Los amigos más queridos pueden ser los mejores consejeros. Si les hablamos con sinceridad, tal vez nos ayuden a ensayar la próxima escena. Y están los libros: sus autores vivieron también momentos difíciles y a partir de sus reflexiones escribieron novelas, ensayos o poesía que nos aconsejan. Una buena película, de las que dejan estela en el pensamiento, es un excelente aliado.

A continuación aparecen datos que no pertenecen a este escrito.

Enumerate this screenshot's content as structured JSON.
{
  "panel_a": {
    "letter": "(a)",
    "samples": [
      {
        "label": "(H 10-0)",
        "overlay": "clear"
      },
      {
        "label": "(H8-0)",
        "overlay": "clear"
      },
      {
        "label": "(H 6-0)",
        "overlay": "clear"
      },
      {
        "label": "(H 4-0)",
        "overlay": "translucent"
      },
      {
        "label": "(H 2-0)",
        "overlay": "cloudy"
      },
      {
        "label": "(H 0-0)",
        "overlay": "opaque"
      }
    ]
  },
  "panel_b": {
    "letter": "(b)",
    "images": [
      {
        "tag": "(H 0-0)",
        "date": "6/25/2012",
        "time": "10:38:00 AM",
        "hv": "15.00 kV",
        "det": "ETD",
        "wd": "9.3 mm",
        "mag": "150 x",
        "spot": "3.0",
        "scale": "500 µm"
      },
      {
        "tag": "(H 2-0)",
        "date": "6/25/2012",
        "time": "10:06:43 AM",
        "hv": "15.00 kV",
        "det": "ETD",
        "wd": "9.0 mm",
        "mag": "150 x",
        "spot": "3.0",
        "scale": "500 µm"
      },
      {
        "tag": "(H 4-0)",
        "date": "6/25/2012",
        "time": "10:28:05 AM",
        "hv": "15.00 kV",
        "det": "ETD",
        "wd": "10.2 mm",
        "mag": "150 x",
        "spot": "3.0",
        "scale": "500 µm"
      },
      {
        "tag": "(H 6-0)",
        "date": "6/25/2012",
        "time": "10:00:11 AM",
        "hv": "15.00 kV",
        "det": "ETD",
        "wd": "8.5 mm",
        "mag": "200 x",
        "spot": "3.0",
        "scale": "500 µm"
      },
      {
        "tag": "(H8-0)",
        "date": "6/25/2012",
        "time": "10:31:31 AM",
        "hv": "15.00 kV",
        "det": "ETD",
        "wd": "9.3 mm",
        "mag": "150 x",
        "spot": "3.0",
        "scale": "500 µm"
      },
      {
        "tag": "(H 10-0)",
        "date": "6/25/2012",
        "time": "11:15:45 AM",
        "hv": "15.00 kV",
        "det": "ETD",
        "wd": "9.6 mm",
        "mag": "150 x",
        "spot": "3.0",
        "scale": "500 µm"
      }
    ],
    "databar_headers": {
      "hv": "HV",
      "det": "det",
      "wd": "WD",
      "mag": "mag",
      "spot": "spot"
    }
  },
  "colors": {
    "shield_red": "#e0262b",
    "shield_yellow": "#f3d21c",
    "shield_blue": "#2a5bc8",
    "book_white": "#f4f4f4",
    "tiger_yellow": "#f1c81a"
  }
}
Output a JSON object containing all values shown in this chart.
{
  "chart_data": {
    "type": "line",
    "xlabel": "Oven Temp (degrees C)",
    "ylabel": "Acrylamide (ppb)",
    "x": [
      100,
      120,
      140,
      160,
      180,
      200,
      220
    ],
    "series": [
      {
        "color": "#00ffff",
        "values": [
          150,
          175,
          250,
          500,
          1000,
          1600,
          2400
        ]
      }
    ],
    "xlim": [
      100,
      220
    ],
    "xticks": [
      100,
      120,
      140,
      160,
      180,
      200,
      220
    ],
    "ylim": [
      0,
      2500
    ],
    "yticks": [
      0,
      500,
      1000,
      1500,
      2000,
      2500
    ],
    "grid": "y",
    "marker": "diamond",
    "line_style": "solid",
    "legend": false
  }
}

Octavio Paz dejó dicho en su poema “Hermosura que vuelve” sus conceptos sobre verdad y fantasía:

“El telón de este mundo se abre en dos. / Cesa la vieja oposición entre verdad y fábula, / apariencia y realidad celebran al fin sus bodas, / sobre las cenizas de las misteriosas evidencias / se levanta una columna de seda y electricidad, / un pausado chorro de belleza”.

Con estos versos de nuestro poeta mayor, deseo a usted que fluya la belleza en cada escena de su vida.